Ph.D. Grad Uses Grit and Determination to Forge Own Path to Medical Residency
Mahboob Ur-Rehman often heard “no” on the journey to his doctorate degree, but the physics student has a knack for opening closed doors.
Ur-Rehman adds Ph.D. to his name at the end of this semester, a remarkable achievement for someone who left school during the 10th grade. A brief attempt at becoming an electrician and an equally short-lived stint running his family’s store convinced him education would be the key to leaving his village in rural Pakistan.
An interest in the application of physics to medicine led him to the United States, where his first pursuit of a terminal degree abruptly ended with his father’s death. He left the Ph.D. program at SUNY Albany in 2015, but ultimately decided to honor his father’s final wish and enrolled at UCF in 2016.
“My father believed strongly in education, and he stressed how important it was to moving ahead in life,” Ur-Rehman says.
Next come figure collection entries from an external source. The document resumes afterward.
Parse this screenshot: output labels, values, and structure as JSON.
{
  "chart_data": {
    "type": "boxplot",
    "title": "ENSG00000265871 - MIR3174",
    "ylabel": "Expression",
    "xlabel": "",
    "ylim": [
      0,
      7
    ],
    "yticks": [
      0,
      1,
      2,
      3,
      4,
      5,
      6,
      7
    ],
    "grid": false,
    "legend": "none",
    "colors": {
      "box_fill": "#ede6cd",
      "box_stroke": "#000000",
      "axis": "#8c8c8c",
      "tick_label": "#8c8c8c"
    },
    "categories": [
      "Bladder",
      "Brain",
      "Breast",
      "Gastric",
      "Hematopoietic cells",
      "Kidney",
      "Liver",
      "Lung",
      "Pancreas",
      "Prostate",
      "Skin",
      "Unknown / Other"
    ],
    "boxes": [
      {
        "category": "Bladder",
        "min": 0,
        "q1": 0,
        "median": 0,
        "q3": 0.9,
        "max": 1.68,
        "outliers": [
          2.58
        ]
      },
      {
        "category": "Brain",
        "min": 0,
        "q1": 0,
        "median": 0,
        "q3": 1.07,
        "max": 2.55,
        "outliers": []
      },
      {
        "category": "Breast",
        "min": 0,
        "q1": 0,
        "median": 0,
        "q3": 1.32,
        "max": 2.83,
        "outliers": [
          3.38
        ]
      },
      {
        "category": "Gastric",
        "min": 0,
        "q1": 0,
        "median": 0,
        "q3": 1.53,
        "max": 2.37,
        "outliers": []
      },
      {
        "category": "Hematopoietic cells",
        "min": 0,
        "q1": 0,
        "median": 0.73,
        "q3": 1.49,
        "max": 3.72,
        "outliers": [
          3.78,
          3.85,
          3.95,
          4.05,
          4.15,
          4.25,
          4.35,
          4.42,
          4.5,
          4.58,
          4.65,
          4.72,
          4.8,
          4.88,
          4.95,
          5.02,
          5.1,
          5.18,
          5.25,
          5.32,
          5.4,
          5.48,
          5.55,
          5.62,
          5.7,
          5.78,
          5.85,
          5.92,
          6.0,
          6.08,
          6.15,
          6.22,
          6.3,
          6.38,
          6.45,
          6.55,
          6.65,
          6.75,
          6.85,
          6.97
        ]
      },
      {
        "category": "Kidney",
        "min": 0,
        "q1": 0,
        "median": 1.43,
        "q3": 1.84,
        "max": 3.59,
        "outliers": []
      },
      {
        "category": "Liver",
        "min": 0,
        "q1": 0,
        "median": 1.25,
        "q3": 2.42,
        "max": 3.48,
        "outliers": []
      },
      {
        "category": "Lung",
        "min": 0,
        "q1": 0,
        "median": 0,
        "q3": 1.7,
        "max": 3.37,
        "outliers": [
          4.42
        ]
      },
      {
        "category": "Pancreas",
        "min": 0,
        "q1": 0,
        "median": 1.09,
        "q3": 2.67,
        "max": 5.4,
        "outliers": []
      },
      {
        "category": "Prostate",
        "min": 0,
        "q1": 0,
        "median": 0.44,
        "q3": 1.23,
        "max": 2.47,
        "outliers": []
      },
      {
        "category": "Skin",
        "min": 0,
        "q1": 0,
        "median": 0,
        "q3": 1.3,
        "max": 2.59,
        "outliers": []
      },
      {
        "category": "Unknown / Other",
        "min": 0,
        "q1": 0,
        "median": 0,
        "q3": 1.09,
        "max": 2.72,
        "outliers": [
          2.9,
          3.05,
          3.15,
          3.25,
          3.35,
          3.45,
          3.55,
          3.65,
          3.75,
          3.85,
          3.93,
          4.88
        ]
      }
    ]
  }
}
UCF had one of the most attractive physics programs, he says, and Ur-Rehman received personal encouragement from Professor of Physics Talat Rahman to attend the university. There was one catch.
Ur-Rehman wanted to study medical physics, a branch of physics that focuses on the diagnosis, detection and removal of cancer through radiation. It was a personal mission for Ur-Rehman, inspired by both the personal loss of friends and a desire to curb a disease that killed more than 600,000 people in the U.S. in 2020, according to the National Cancer Institute. The only problem: UCF doesn’t offer a Ph.D. in medical physics. Ur-Rehman enrolled in the program anyway, determined to find a way to adjust his coursework, find a relevant capstone project and pursue the required certifications.
“I wrote a lot of hospitals in Central Florida, told them my story, told them about my research and asked them for an opportunity to complete my training” he says.
The opportunity came from Orlando Health Cancer Institute and .decimal (pronounced dot decimal), a Sanford-based manufacturer of devices that delivers proton, electron, and photo therapies for cancer treatment. Ur-Rehman teamed up with a proton therapy physicist and a chief technology officer to develop a novel, pencil-beam scanning algorithm. The algorithm increases the precision of radiation treatment, effectively eradicating more cancer and damaging less healthy tissue by using heavy charged particles (protons).
That gave him a capstone project to pursue, but it wasn’t enough to land a job after graduation. To gain certification from the Commission on Accreditation of Medical Physics Education Programs (CAMPEP), Ur-Rehman enrolled in classes at Florida Atlantic University. Now, in addition to raising a family, developing a project at .decimal, and working enough to support his immediate family and his mother back in Pakistan, he was driving twice a week to Boca Raton for classes.
Exhausting? Yes. Worth it? Totally.
“It wasn’t enough for me to just get a Ph.D. I wanted to put this degree to use. I wanted a way to give back to my community,” he says.
The onset of the pandemic paused the need for driving to Boca Raton as classes shifted online, but it didn’t slow down the workload for Ur-Rehman. His last major hurdle was passing the exams from the American Board of Radiology and landing a residency for post-graduation work. He achieved medical physics residency in April 2021.
Ur-Rehman will pack up his family this summer after officially becoming a Knight alumnus and head west to Arizona University.
As he puts one chapter behind him, Ur-Rehman is already writing a new one. His future plans include developing a program to educate other young people in underprivileged areas of Pakistan about the opportunities school can unlock. He also wants to elevate the quality of health care in his native home.
Wherever he lands, Ur-Rehman has already forged a legacy at UCF. His work forging his own medical physics degree has opened up the possibility of a future track becoming formally developed in the Department of Physics.
“This is my chance to pay it forward for all the encouragement and validation that’s been given to me,” Ur-Rehman says.